Cette annonce intervient alors que le président Biden se prépare à rencontrer mercredi le président chinois Xi Jinping pour leur première discussion en face-à-face depuis un an. L’accord sur le climat pourrait apparaître comme un point positif dans les négociations qui devraient se concentrer sur des sujets sensibles tels que Taïwan, la guerre en Ukraine et la guerre entre Israël et le Hamas.
Les déclarations de coopération publiées séparément par les États-Unis et la Chine n’incluent pas la promesse de la Chine d’éliminer progressivement sa forte utilisation du charbon, le combustible fossile le plus sale, ou de cesser d’autoriser et de construire de nouvelles centrales au charbon. Cela a été un point de friction pour les États-Unis au cours des mois de discussions avec Pékin sur le changement climatique.

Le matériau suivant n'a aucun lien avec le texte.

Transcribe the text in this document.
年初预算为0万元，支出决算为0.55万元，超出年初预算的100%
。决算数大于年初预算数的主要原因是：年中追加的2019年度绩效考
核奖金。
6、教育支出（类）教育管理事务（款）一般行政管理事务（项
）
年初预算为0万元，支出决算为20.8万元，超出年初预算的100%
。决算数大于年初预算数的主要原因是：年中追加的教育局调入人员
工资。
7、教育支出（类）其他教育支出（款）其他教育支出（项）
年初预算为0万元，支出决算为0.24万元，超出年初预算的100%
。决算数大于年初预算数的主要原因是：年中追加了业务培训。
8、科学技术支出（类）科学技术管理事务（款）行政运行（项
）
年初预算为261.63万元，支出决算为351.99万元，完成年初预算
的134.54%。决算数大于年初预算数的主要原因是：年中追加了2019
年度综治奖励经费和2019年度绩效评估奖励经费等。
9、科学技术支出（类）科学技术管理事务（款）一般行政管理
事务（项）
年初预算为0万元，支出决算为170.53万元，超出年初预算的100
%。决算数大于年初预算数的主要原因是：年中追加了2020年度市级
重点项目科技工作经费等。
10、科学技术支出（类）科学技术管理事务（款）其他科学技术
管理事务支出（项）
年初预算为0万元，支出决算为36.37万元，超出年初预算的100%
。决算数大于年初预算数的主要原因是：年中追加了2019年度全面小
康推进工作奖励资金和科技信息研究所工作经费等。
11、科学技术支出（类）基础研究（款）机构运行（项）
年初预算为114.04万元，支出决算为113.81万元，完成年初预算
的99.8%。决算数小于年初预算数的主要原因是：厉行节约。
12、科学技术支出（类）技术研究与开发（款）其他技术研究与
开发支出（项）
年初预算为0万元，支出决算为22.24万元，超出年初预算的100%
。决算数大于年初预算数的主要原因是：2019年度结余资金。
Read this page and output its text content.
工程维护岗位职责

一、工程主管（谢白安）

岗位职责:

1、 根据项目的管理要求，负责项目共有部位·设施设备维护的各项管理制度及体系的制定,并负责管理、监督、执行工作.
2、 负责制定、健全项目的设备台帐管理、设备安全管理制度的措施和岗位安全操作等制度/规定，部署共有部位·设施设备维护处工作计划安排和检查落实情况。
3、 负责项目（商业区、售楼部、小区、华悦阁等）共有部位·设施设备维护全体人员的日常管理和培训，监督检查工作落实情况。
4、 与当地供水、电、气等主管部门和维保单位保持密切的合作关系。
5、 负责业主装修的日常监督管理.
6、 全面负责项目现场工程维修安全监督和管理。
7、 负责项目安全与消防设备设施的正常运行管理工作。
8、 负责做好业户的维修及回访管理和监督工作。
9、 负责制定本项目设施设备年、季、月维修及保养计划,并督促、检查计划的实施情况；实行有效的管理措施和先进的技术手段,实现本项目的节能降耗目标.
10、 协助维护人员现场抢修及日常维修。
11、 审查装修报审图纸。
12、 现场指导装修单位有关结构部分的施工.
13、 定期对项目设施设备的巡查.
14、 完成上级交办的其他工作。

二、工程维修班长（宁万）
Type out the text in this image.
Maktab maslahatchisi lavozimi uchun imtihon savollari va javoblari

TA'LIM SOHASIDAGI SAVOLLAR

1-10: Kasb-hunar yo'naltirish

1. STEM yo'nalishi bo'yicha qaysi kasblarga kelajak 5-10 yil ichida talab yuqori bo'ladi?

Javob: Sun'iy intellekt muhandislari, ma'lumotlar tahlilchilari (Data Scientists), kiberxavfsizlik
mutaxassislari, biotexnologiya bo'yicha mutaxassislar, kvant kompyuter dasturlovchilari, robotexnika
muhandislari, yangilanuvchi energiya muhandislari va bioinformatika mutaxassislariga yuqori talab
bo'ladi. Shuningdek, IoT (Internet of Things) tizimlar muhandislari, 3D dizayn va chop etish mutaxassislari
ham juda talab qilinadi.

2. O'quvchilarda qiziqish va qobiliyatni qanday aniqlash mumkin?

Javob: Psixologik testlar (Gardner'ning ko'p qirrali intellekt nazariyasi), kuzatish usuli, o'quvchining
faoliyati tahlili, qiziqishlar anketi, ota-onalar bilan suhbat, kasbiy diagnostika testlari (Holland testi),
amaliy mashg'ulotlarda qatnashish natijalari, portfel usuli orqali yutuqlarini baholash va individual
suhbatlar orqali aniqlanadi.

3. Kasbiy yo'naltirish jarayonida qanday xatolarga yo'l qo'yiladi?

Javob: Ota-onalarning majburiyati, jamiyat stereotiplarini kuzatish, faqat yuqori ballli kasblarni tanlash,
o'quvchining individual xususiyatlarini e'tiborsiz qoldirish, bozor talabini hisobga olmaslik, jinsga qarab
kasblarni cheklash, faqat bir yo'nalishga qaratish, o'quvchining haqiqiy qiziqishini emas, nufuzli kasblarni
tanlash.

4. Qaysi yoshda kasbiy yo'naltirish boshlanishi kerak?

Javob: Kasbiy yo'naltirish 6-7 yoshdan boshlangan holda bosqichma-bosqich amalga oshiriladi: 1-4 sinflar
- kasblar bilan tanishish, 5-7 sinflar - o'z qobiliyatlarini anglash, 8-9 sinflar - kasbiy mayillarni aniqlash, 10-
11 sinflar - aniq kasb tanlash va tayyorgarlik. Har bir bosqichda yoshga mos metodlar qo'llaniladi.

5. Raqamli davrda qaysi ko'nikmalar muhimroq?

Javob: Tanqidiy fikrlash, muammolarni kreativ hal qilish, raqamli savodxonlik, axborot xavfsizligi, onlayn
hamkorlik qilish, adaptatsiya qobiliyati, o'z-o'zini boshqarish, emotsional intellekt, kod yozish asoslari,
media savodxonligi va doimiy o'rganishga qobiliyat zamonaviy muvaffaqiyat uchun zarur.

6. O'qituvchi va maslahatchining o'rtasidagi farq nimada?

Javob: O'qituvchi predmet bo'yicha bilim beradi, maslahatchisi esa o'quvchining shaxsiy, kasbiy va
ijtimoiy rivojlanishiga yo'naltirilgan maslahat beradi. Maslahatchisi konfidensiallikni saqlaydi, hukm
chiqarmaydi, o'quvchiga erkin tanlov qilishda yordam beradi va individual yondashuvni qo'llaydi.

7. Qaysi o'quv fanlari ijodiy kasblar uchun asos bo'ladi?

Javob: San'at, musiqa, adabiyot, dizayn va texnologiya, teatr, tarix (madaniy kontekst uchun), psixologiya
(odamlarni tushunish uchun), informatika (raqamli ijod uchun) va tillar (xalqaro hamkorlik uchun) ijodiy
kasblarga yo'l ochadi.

Mais les deux pays ont convenu de « poursuivre leurs efforts pour tripler la capacité mondiale des énergies renouvelables d’ici 2030 ». Cette croissance devrait atteindre des niveaux suffisamment élevés « pour accélérer la substitution à la production de charbon, de pétrole et de gaz », précise l’accord. Les deux pays prévoient « une réduction absolue significative des émissions du secteur de l’énergie » au cours de cette décennie, indique-t-il. Il semble que ce soit la première fois que la Chine accepte de réduire ses émissions dans un secteur quelconque de son économie.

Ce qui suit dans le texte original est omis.